Engaged Anthropology Grant: Hilary Faxon

In 2018 Hilary Faxon received a Dissertation Fieldwork Grant to aid research in, 'Making Myanmar: Struggles for Land on Asia's Last Frontier.' Dr. Faxon was able to build upon her previous project when she received an Engaged Anthropology Grant in 2020 to aid engaged activities in, "Illustrating Experiences of Myanmar's Agrarian and Political Transformations."

From 2017 to 2019, I conducted an ethnography of agrarian and political change in rural Myanmar. In 2022, I worked with Salai Suanpi to illustrate my findings in the Myanmar style of satirical cartoons. The Wenner-Gren Foundation generously supported both projects. The book I am writing now—in the wake of a 2021 military coup and the violence that is still unfolding—focuses on grassroots struggles for land during a decade of quasi-democracy.

Illustration by Salai Suanpi

Land was central to post-authoritarian promises of democracy and development in Myanmar during the 2010s. Yet it was also critical to longer histories of surviving the state: the everyday practices through which contemporary smallholders secure material and political survival over successive periods of coercion, abandonment and violence.

Illustration by Salai Suanpi

The hard work of securing livelihoods under successive regimes of state violence and neglect shaped landscapes like this one—zoned as forest reserves during the colonial period, cleared for smallholder cultivation during socialism, and then partially converted to fishponds using capital sent back as remittances.

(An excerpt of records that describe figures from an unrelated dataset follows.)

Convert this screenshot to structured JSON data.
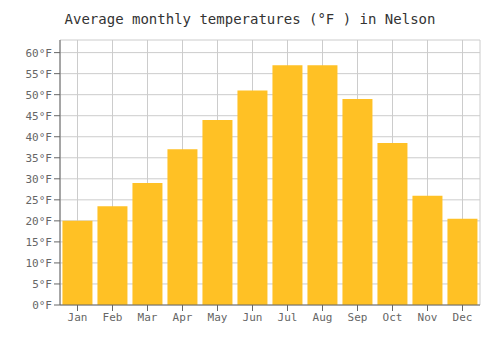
{
  "chart_data": {
    "type": "bar",
    "title": "Average monthly temperatures (°F ) in Nelson",
    "categories": [
      "Jan",
      "Feb",
      "Mar",
      "Apr",
      "May",
      "Jun",
      "Jul",
      "Aug",
      "Sep",
      "Oct",
      "Nov",
      "Dec"
    ],
    "values": [
      20,
      23.5,
      29,
      37,
      44,
      51,
      57,
      57,
      49,
      38.5,
      26,
      20.5
    ],
    "color": "#FFC125",
    "ylim": [
      0,
      63
    ],
    "yticks": [
      {
        "value": 0,
        "label": "0°F"
      },
      {
        "value": 5,
        "label": "5°F"
      },
      {
        "value": 10,
        "label": "10°F"
      },
      {
        "value": 15,
        "label": "15°F"
      },
      {
        "value": 20,
        "label": "20°F"
      },
      {
        "value": 25,
        "label": "25°F"
      },
      {
        "value": 30,
        "label": "30°F"
      },
      {
        "value": 35,
        "label": "35°F"
      },
      {
        "value": 40,
        "label": "40°F"
      },
      {
        "value": 45,
        "label": "45°F"
      },
      {
        "value": 50,
        "label": "50°F"
      },
      {
        "value": 55,
        "label": "55°F"
      },
      {
        "value": 60,
        "label": "60°F"
      }
    ],
    "grid": true
  }
}
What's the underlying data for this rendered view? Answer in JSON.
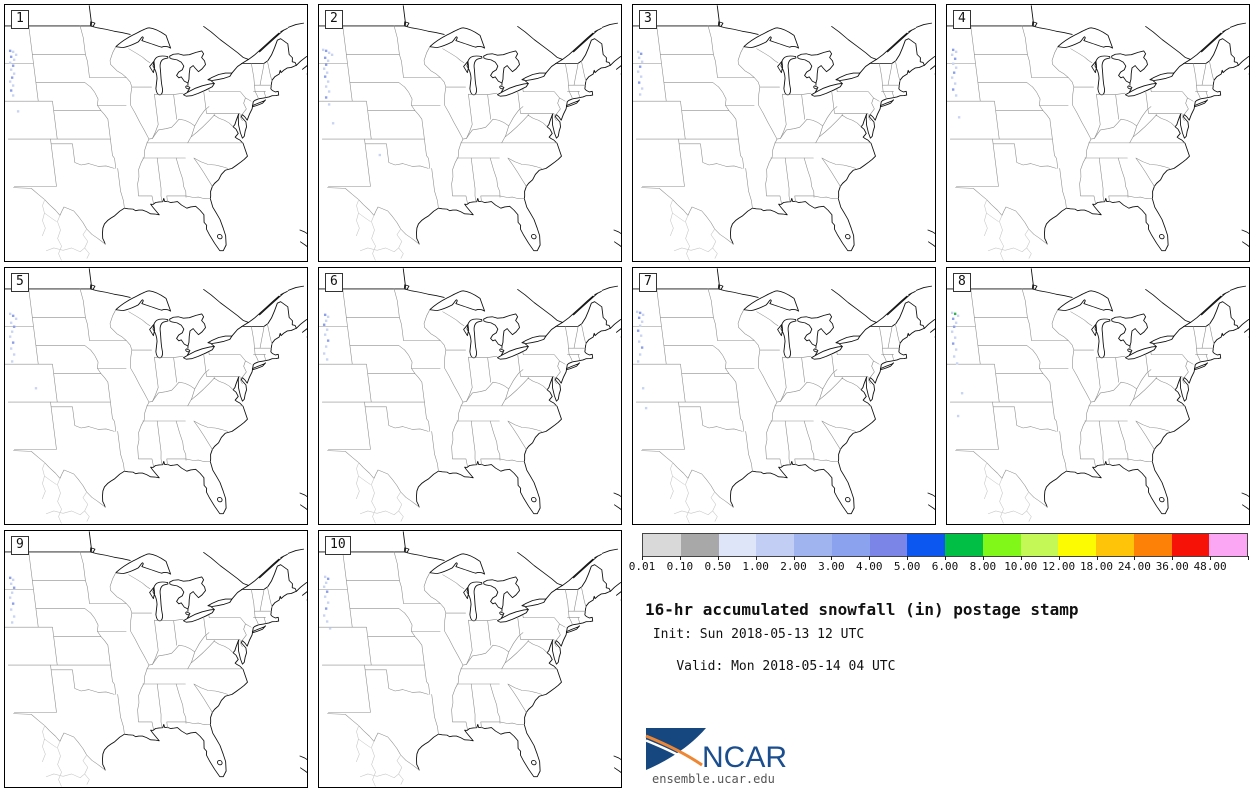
{
  "figure": {
    "title": "16-hr accumulated snowfall (in) postage stamp",
    "init_line": " Init: Sun 2018-05-13 12 UTC",
    "valid_line": "Valid: Mon 2018-05-14 04 UTC"
  },
  "logo": {
    "name": "NCAR",
    "url_text": "ensemble.ucar.edu",
    "navy": "#1b4e8e",
    "orange": "#ef8632"
  },
  "colorbar": {
    "units": "in",
    "ticks": [
      "0.01",
      "0.10",
      "0.50",
      "1.00",
      "2.00",
      "3.00",
      "4.00",
      "5.00",
      "6.00",
      "8.00",
      "10.00",
      "12.00",
      "18.00",
      "24.00",
      "36.00",
      "48.00"
    ],
    "colors": [
      "#d9d9d9",
      "#a8a8a8",
      "#dee5f8",
      "#c2cef3",
      "#a0b5f0",
      "#8ba3ee",
      "#7b85e8",
      "#0b57f0",
      "#00bf44",
      "#80f718",
      "#c4f856",
      "#fdfb02",
      "#fec40a",
      "#fd8106",
      "#f61207",
      "#fba7f4"
    ]
  },
  "speck_colors": [
    "#c9d4f3",
    "#8d9fe9",
    "#6b7fe0",
    "#2eb34f"
  ],
  "panels": [
    {
      "label": "1",
      "specks": [
        [
          4,
          45,
          1
        ],
        [
          7,
          46,
          0
        ],
        [
          10,
          49,
          0
        ],
        [
          5,
          51,
          1
        ],
        [
          8,
          54,
          0
        ],
        [
          4,
          57,
          0
        ],
        [
          7,
          60,
          1
        ],
        [
          5,
          64,
          0
        ],
        [
          8,
          68,
          0
        ],
        [
          6,
          72,
          1
        ],
        [
          4,
          76,
          0
        ],
        [
          7,
          80,
          0
        ],
        [
          5,
          85,
          1
        ],
        [
          7,
          90,
          0
        ],
        [
          12,
          106,
          0
        ]
      ]
    },
    {
      "label": "2",
      "specks": [
        [
          3,
          44,
          0
        ],
        [
          6,
          45,
          1
        ],
        [
          9,
          47,
          0
        ],
        [
          12,
          49,
          0
        ],
        [
          5,
          52,
          1
        ],
        [
          8,
          55,
          0
        ],
        [
          6,
          59,
          1
        ],
        [
          4,
          63,
          0
        ],
        [
          7,
          67,
          0
        ],
        [
          5,
          71,
          1
        ],
        [
          8,
          76,
          0
        ],
        [
          6,
          81,
          0
        ],
        [
          9,
          86,
          0
        ],
        [
          6,
          92,
          1
        ],
        [
          9,
          99,
          0
        ],
        [
          13,
          118,
          0
        ],
        [
          60,
          150,
          0
        ]
      ]
    },
    {
      "label": "3",
      "specks": [
        [
          4,
          46,
          0
        ],
        [
          7,
          48,
          1
        ],
        [
          5,
          52,
          0
        ],
        [
          8,
          56,
          0
        ],
        [
          6,
          61,
          1
        ],
        [
          4,
          66,
          0
        ],
        [
          7,
          71,
          0
        ],
        [
          5,
          77,
          1
        ],
        [
          8,
          83,
          0
        ],
        [
          6,
          89,
          0
        ]
      ]
    },
    {
      "label": "4",
      "specks": [
        [
          5,
          44,
          1
        ],
        [
          8,
          46,
          0
        ],
        [
          4,
          49,
          0
        ],
        [
          7,
          53,
          1
        ],
        [
          5,
          58,
          0
        ],
        [
          8,
          62,
          0
        ],
        [
          6,
          67,
          1
        ],
        [
          4,
          72,
          0
        ],
        [
          7,
          78,
          0
        ],
        [
          5,
          84,
          1
        ],
        [
          8,
          90,
          0
        ],
        [
          11,
          112,
          0
        ]
      ]
    },
    {
      "label": "5",
      "specks": [
        [
          4,
          45,
          0
        ],
        [
          7,
          47,
          1
        ],
        [
          10,
          50,
          0
        ],
        [
          5,
          54,
          0
        ],
        [
          8,
          58,
          1
        ],
        [
          6,
          63,
          0
        ],
        [
          4,
          68,
          0
        ],
        [
          7,
          74,
          1
        ],
        [
          5,
          80,
          0
        ],
        [
          8,
          86,
          0
        ],
        [
          6,
          93,
          0
        ],
        [
          30,
          120,
          0
        ]
      ]
    },
    {
      "label": "6",
      "specks": [
        [
          5,
          46,
          1
        ],
        [
          8,
          48,
          0
        ],
        [
          6,
          52,
          0
        ],
        [
          4,
          56,
          1
        ],
        [
          7,
          61,
          0
        ],
        [
          5,
          66,
          0
        ],
        [
          8,
          72,
          1
        ],
        [
          6,
          78,
          0
        ],
        [
          4,
          85,
          0
        ],
        [
          7,
          91,
          0
        ]
      ]
    },
    {
      "label": "7",
      "specks": [
        [
          3,
          43,
          0
        ],
        [
          6,
          44,
          1
        ],
        [
          9,
          46,
          0
        ],
        [
          5,
          49,
          1
        ],
        [
          8,
          53,
          0
        ],
        [
          6,
          57,
          0
        ],
        [
          4,
          62,
          1
        ],
        [
          7,
          67,
          0
        ],
        [
          5,
          73,
          0
        ],
        [
          8,
          79,
          1
        ],
        [
          6,
          86,
          0
        ],
        [
          4,
          93,
          0
        ],
        [
          9,
          120,
          0
        ],
        [
          12,
          140,
          0
        ]
      ]
    },
    {
      "label": "8",
      "specks": [
        [
          4,
          44,
          0
        ],
        [
          7,
          45,
          3
        ],
        [
          10,
          47,
          0
        ],
        [
          5,
          50,
          1
        ],
        [
          8,
          54,
          0
        ],
        [
          6,
          58,
          1
        ],
        [
          4,
          63,
          0
        ],
        [
          7,
          69,
          0
        ],
        [
          5,
          75,
          1
        ],
        [
          8,
          81,
          0
        ],
        [
          6,
          88,
          0
        ],
        [
          9,
          95,
          0
        ],
        [
          14,
          125,
          0
        ],
        [
          10,
          148,
          0
        ]
      ]
    },
    {
      "label": "9",
      "specks": [
        [
          4,
          46,
          1
        ],
        [
          7,
          48,
          0
        ],
        [
          5,
          52,
          0
        ],
        [
          8,
          56,
          1
        ],
        [
          6,
          61,
          0
        ],
        [
          4,
          66,
          0
        ],
        [
          7,
          72,
          1
        ],
        [
          5,
          78,
          0
        ],
        [
          8,
          85,
          0
        ],
        [
          6,
          91,
          0
        ]
      ]
    },
    {
      "label": "10",
      "specks": [
        [
          5,
          45,
          0
        ],
        [
          8,
          47,
          1
        ],
        [
          6,
          51,
          0
        ],
        [
          4,
          55,
          0
        ],
        [
          7,
          60,
          1
        ],
        [
          5,
          65,
          0
        ],
        [
          8,
          71,
          0
        ],
        [
          6,
          77,
          1
        ],
        [
          4,
          84,
          0
        ],
        [
          7,
          90,
          0
        ],
        [
          10,
          97,
          0
        ]
      ]
    }
  ]
}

Illustration by Salai Suanpi

Land is not only key to making a living, but also to the gendered practices of care and connection that I call making meaningful life. Just as labor to secure subsistence shapes the landscape, these place-based practices create and sustain family and community, reproducing agrarian society.

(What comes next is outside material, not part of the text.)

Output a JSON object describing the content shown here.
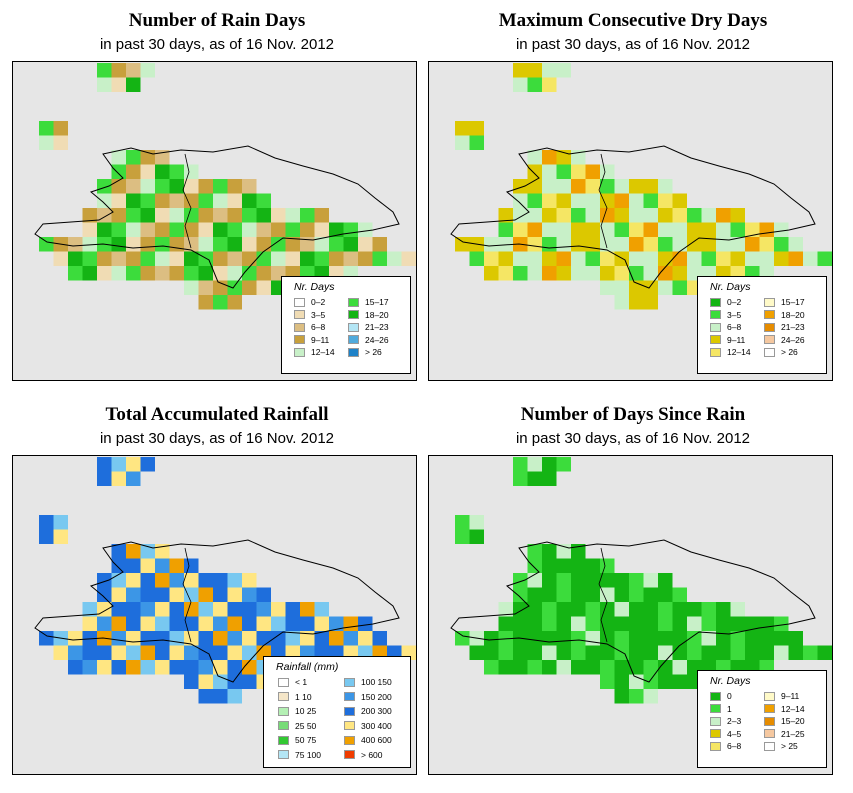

Illustration by Salai Suanpi
Illustration by Salai Suanpi

This embodied history and ongoing reality shaped efforts at land reform during the attempted political transition in the 2010s. While elites held up land rights as a key milestone on the path towards democracy, for farmers, new rights were inseparable from new forms of risk.

Illustration by Salai Suanpi

New policies did not erase colonial, socialist and authoritarian regimes of land control. Rather, new laws were littered with legal debris: conflicting ideas of land governance, value and ownership inherited from past regimes that linger on in contemporary text.

In practice, the work of land reform was one of pasting together old rules, as captured by this image of a traditionally dressed bureaucrat with sweat on his brow, taping together the law and pronouncing in ‘democratic reform.’

Illustration by Salai Suanpi

But farmers were not only passive victims. They leveraged the law to make new sorts of claims, stretching acreage and shifting land use categories to optimize and mitigate. In so doing, they negotiated risky rights in ways that built on the longstanding practices of surviving the state.

Illustration by Salai Suanpi
Illustration by Salai Suanpi

Efforts to give land back and recognize ethnic territory raised similar challenges for smallholders. Conflicts between claimants erupted when land grabbed by the military was returned, prompting performances of democratic deservingness. Farmers cultivating land that crossed provincial boundaries struggled when ethnic elites demanded restoration of the colonial borderline.

These episodes evidence specific structural failures in the 2010’s democratic project. More broadly, smallholders’ experiences emphasize continuity, as generations draw on land for production and social reproduction, amidst intermittent state violence and neglect. Their stories suggest that reimagining land after the revolution demands a paradigm shift: from surviving the state, to seeking justice.